Maximum height and length on an incline.

[center o bass]

Hey I wondered what the best way to proceed about fiding the maximum length of a projectile when fired at an angle relative to an incline. Would a coordinate axis along the incline be the best choice? Then I could solve the equations for when y = 0, but it would also result in an acceleration in both dimentions.

 

[tiny-tim]

Welcome to PF!

Hi center o bass! Welcome to PF!

Hey I wondered what the best way to proceed about fiding the maximum length of a projectile when fired at an angle relative to an incline. Would a coordinate axis along the incline be the best choice?

Nah … too complicated.

The hillside is linear, but your acceleration equations are quadratic, so keep the acceleration equations as simple as possible.

 

[center o bass]

Thank you! :) I'm from Norway and I was looking for some good norwegian physics forums, but I couldn't find any. This forum however seems very good with lots of activity and lots of diffrent topics.

Maximum height isn't really a problem when I think about it, but length is a bit tricky.

So what if I assume that the projectile crosses the incline at the height y=h and i solve my second order equation for this time.. Then i subsitute this time into the component desciribing the x-position giving me x as a function of the angle? What do you think?

 

[tiny-tim]

So what if I assume that the projectile crosses the incline at the height y=h and i solve my second order equation for this time.. Then i subsitute this time into the component desciribing the x-position giving me x as a function of the angle? What do you think?

Yes, doing y first, finding t, then doing x (or the other way round), should be fine.

What do you get? ​

 

[center o bass]

The y-component of the position is give by

y(t) = v_0 \sin \theta t - \frac{1}{2} g t^2 = h

solving this for t i get

t* = \frac{v_0 \sin \theta \pm \sqrt{v_0^2 \sin^2 \theta -2gh}}{g}

substituting this into x(t) = v_0 \cos \theta t and assuming its the positive root that is valid i get

x(t*) = \frac{1}{g} (v_0 \cos \theta \sin \theta + \cos \theta \sqrt{v_0^2 \sin^2 \theta - 2gh}) = \frac{1}{g} \left( \frac{1}{2} v_0 \sin 2\theta + \sqrt{\frac{1}{4} v_0^2 \sin^2 2\theta - 2gh}\right)

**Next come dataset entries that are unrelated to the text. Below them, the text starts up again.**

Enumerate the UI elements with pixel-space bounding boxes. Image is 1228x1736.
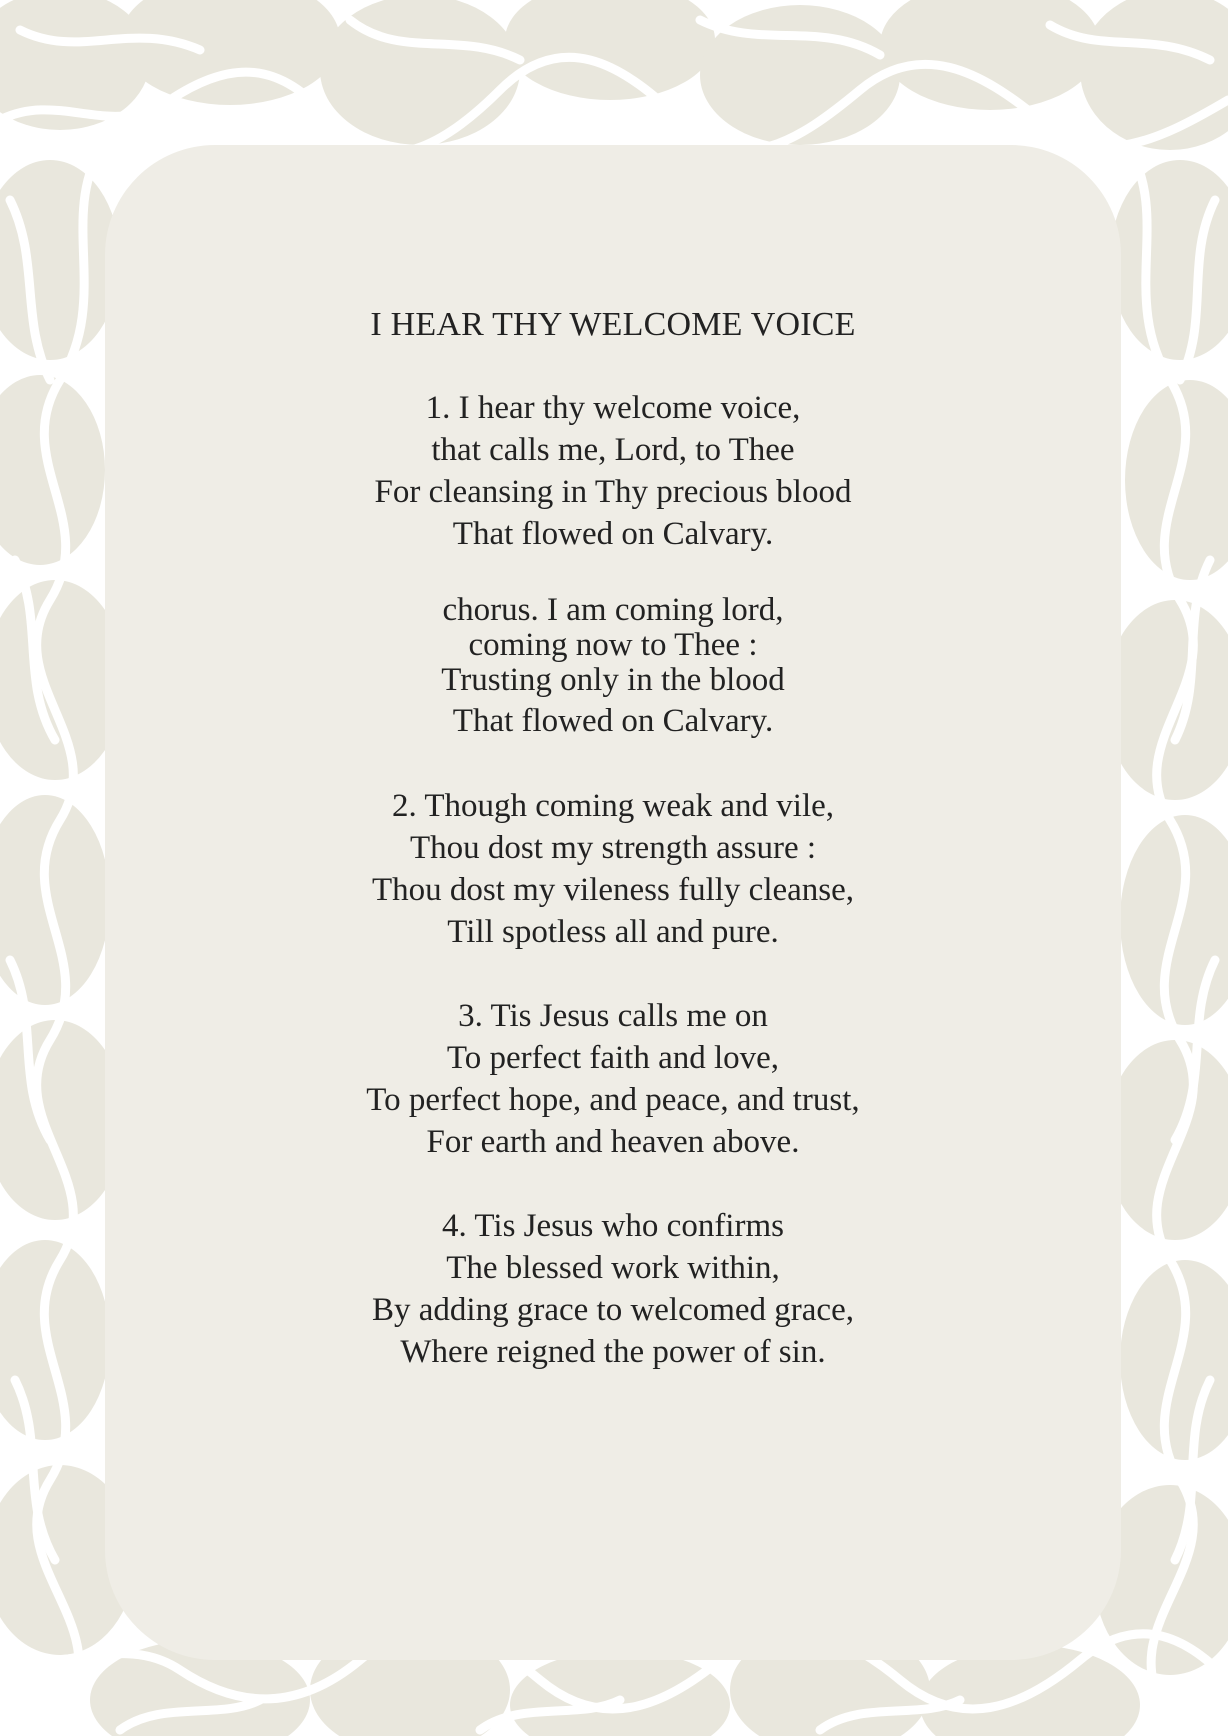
chorus-line: That flowed on Calvary. [452, 703, 774, 739]
stanza-line: For earth and heaven above. [426, 1124, 800, 1160]
stanza-line: That flowed on Calvary. [452, 516, 774, 552]
stanza-line: For cleansing in Thy precious blood [374, 474, 852, 510]
stanza-line: Till spotless all and pure. [447, 914, 779, 950]
stanza-4 [105, 1205, 1121, 1373]
stanza-line: Thou dost my vileness fully cleanse, [371, 872, 855, 908]
chorus [105, 593, 1121, 745]
stanza-line: To perfect hope, and peace, and trust, [366, 1082, 860, 1118]
stanza-line: that calls me, Lord, to Thee [431, 432, 795, 468]
hymn-content [105, 145, 1121, 1373]
stanza-3 [105, 995, 1121, 1163]
stanza-line: 3. Tis Jesus calls me on [458, 998, 768, 1034]
stanza-line: Thou dost my strength assure : [409, 830, 817, 866]
stanza-line: Where reigned the power of sin. [400, 1334, 826, 1370]
stanza-2 [105, 785, 1121, 953]
chorus-line: chorus. I am coming lord, [442, 592, 784, 628]
stanza-line: 4. Tis Jesus who confirms [442, 1208, 784, 1244]
stanza-line: 2. Though coming weak and vile, [391, 788, 835, 824]
stanza-line: The blessed work within, [446, 1250, 780, 1286]
chorus-line: Trusting only in the blood [441, 662, 785, 698]
hymn-title: I HEAR THY WELCOME VOICE [370, 306, 856, 343]
stanza-1 [105, 387, 1121, 555]
chorus-line: coming now to Thee : [468, 627, 758, 663]
stanza-line: To perfect faith and love, [446, 1040, 780, 1076]
stanza-line: 1. I hear thy welcome voice, [425, 390, 801, 426]
stanza-line: By adding grace to welcomed grace, [372, 1292, 854, 1328]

giving that the angle that maxemises the expression is \frac{\pi}{2} which is reasonable and the same as for a projectile shot out from a straight line. Is this correct? :)

 

[tiny-tim]

Sorry, I'm confused … where have you used y/x = slope of the hill?

(and π/2 is vertical)

 

[center o bass]

Sorry. It is ofcourse \frac{\pi}{4} that maxemises the expression. I have not used the slope I assumed that the angle was bigger than the angle of the hill so that the projectile would follow a path and hit the hill at a height h.

In simplifying the expression I have used the trigonometric identity \sin \theta \cos \theta = \frac{1}{2}\sin 2\theta.

Are you with me?
How would one use the slope of the hill?

 

[center o bass]

I am unsure of this, so it would be great if anyone confirmed if this is true or not :)

 

[tiny-tim]

How would one use the slope of the hill?

If the slope of the hill is k, so that y = kx, then you need to get two equations, one for x and t, and one for y and t, and then eliminate t and put y = kx.